Sein Urdrama bediente sich einer Sprache, die reich war an sinnlichen Bildern. Das Buch „Die Wortdichtung des O.M. Theaters“ veranschaulicht diese Entwicklungsphase. Doch dann stellte Nitsch sich die Frage, warum sein Publikum nur von den verbal zitierten Erinnerungen sinnlicher Empfindungen getroffen werden sollten? Also verlangte er von ihnen, dass sie sinnliche Erfahrungen unmittelbar erleben. Die Sprache sollte überwunden werden. Es sollten nur noch reale Geschehnisse inszeniert werden. Das Orgien Mysterien Theater war geboren.

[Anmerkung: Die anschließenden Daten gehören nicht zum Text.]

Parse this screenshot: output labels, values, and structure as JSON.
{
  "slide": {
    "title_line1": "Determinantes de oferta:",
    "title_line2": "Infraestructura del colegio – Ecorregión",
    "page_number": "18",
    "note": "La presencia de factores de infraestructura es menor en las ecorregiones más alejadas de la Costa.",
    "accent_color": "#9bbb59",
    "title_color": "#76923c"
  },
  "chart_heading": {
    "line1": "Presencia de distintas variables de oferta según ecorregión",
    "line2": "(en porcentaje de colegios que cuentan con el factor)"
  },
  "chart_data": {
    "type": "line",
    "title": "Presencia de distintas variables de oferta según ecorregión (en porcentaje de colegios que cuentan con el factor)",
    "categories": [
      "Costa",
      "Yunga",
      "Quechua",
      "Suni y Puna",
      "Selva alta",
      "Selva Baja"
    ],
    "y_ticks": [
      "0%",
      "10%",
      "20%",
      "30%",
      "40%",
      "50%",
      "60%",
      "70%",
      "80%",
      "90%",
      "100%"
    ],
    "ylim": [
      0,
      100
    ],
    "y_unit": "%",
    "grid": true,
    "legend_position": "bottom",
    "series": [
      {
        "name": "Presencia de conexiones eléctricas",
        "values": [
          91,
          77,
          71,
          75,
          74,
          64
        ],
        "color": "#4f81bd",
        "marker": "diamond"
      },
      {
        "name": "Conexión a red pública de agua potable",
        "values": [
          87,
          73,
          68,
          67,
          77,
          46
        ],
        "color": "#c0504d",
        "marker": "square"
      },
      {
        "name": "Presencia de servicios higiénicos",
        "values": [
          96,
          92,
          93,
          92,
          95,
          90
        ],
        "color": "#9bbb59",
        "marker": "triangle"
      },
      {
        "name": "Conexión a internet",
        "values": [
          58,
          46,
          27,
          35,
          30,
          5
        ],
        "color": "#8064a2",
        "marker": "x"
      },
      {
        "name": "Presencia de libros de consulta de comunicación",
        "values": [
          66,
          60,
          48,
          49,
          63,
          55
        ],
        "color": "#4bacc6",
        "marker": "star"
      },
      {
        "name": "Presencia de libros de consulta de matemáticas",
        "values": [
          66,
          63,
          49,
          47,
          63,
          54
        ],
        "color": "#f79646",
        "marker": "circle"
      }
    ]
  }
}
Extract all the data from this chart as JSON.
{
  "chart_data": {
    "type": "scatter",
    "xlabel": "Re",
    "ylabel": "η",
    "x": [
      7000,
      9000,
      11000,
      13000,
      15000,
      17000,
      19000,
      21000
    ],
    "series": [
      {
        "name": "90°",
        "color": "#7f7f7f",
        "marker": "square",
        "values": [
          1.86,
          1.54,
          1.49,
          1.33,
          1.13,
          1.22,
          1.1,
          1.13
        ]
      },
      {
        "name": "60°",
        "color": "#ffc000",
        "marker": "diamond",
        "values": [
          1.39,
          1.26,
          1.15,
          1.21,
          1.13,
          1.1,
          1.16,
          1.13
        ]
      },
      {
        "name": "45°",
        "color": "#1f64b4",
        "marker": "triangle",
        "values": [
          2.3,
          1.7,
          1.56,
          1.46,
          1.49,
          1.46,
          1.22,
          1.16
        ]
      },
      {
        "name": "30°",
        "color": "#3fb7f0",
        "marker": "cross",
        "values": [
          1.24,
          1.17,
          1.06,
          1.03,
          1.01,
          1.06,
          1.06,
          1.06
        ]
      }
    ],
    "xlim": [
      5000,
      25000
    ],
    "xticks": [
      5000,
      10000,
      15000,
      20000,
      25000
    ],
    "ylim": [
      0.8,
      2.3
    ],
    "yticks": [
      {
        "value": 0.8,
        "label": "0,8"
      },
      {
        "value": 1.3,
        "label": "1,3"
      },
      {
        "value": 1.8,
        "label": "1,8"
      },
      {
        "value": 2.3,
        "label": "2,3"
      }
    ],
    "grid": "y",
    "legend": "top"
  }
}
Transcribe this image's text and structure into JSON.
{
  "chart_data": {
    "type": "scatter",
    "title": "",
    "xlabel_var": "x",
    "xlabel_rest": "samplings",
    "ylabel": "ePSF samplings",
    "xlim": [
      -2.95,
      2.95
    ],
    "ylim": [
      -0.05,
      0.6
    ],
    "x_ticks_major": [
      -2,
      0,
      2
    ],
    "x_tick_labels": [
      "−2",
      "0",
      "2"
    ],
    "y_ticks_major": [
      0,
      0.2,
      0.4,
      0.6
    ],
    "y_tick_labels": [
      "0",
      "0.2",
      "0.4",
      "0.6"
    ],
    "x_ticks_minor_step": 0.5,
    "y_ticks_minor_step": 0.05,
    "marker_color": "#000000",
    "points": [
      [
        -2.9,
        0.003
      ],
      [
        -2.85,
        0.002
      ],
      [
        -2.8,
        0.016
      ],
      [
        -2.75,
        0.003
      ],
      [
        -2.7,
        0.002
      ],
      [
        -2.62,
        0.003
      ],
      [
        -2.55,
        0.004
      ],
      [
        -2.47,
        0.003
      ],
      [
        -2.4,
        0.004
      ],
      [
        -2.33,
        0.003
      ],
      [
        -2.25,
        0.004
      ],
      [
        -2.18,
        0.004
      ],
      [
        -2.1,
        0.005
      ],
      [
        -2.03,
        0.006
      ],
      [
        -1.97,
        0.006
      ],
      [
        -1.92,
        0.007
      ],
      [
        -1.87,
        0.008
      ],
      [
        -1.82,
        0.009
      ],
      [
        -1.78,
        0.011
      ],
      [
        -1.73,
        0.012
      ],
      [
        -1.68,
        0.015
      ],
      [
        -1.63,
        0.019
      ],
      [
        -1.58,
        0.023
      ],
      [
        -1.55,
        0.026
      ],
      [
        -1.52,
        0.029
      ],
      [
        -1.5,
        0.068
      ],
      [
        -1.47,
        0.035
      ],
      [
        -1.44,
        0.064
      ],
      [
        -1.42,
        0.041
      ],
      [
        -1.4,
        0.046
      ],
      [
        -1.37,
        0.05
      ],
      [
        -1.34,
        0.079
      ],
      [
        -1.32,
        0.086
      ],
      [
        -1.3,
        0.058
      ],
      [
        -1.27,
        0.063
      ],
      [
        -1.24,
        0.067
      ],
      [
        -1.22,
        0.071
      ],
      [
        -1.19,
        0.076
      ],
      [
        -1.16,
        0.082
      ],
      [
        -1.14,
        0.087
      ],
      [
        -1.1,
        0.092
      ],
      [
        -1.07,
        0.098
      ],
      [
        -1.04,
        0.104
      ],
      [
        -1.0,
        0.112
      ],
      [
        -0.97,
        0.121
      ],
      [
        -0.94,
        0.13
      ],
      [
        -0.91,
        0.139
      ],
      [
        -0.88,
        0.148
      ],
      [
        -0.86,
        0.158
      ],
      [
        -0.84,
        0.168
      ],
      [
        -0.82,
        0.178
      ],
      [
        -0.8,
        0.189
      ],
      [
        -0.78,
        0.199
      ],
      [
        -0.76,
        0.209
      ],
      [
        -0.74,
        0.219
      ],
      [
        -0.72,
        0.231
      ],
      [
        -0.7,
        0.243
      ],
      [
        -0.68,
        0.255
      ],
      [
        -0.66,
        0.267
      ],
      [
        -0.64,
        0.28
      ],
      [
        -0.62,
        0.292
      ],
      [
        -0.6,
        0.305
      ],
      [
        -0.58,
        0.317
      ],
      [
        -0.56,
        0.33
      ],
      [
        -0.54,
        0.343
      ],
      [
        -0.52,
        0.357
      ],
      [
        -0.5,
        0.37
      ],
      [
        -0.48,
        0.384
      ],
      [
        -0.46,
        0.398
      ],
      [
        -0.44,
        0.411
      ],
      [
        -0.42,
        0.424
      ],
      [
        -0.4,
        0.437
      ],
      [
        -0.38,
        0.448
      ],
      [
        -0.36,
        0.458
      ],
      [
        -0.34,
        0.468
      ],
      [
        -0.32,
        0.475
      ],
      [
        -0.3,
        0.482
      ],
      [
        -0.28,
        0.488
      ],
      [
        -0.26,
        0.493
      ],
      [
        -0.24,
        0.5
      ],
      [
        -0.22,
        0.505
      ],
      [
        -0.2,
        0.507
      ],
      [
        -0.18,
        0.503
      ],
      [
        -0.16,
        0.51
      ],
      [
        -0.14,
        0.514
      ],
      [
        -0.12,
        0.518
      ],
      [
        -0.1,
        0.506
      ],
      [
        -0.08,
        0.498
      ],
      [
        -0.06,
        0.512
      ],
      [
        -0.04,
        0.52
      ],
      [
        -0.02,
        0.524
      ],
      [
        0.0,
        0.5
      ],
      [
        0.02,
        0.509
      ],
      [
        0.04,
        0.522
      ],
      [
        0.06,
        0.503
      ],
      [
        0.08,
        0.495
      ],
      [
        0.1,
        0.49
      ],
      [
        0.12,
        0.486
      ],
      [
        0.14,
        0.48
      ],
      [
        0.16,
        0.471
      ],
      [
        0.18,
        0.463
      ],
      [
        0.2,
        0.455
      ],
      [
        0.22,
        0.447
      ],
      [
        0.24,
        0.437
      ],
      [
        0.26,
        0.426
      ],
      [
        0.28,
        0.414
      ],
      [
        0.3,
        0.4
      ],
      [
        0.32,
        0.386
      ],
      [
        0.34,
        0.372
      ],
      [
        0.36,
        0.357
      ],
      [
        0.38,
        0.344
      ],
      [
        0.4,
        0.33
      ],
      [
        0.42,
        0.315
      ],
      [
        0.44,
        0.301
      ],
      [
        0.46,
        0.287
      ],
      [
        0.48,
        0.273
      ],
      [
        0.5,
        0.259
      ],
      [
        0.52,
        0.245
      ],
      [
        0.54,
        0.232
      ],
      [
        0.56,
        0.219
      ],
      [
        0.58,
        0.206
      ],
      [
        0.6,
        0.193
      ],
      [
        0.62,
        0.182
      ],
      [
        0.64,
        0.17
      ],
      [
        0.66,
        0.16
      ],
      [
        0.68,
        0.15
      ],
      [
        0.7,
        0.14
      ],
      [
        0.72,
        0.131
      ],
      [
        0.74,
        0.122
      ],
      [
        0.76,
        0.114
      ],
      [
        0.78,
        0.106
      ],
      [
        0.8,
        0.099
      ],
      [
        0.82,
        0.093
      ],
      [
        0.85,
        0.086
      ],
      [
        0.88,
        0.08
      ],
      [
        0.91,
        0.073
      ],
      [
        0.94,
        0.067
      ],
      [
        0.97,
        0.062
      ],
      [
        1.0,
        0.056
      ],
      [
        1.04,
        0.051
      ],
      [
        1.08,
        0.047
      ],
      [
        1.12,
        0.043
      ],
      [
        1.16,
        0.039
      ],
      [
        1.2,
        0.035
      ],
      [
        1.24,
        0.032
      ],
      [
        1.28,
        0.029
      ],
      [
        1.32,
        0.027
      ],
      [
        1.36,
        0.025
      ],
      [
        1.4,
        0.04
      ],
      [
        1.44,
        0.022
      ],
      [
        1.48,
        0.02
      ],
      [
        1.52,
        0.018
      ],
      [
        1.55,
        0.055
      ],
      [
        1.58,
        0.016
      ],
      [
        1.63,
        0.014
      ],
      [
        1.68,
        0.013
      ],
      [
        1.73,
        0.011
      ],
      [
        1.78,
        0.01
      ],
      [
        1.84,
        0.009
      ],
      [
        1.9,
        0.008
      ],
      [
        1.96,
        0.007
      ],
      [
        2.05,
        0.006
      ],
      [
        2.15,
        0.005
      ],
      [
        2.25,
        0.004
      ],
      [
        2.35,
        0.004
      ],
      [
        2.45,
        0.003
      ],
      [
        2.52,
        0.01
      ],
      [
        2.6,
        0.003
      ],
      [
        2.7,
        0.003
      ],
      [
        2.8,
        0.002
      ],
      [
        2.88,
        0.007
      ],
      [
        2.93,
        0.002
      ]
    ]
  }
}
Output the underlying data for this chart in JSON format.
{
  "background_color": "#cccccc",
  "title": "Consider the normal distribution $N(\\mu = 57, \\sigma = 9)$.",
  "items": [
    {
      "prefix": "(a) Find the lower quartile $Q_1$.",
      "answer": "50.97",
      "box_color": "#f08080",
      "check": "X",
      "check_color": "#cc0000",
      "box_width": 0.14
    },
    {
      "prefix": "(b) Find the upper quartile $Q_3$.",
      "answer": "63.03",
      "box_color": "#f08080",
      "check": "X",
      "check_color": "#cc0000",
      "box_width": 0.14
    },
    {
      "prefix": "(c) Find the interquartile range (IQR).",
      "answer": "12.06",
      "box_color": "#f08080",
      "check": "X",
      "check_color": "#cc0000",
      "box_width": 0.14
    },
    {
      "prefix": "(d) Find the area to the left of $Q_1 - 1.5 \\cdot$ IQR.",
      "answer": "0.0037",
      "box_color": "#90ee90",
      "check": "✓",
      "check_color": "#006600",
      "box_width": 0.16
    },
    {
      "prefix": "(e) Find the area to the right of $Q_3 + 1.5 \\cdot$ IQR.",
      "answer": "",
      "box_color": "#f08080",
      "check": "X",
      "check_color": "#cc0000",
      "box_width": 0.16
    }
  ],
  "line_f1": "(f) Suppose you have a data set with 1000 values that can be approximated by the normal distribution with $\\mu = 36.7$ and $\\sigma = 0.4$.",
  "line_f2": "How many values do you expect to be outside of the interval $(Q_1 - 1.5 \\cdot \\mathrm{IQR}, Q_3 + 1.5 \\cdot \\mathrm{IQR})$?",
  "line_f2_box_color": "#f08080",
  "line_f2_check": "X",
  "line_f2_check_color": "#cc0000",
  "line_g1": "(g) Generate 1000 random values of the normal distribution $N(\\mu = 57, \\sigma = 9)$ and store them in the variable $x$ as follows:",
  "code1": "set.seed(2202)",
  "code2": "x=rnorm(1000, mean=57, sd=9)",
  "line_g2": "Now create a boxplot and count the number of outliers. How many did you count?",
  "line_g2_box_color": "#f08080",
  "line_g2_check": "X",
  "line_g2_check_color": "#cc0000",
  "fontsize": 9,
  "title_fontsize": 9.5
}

1959 zeigte eine Ausstellung im Wiener Künstlerhaus tachistische informelle Werke von Sam Francis, Pollock, de Kooning, Tàpies, Mathieu, Rainer und vielen anderen. Diese Künstler führten das aus, was Hermann Nitsch im Theater zu realisieren suchte. Er schloss sich dieser Aktionsmalerei an. Die erste Stufe der Realisation des O.M. Theaters fand auf einer Bildfläche statt.

Die neue Ausstellung im „neuen“ Wiener Aktionismus Museum widmet sich den Werken, die in den folgenden Jahren entstanden sind.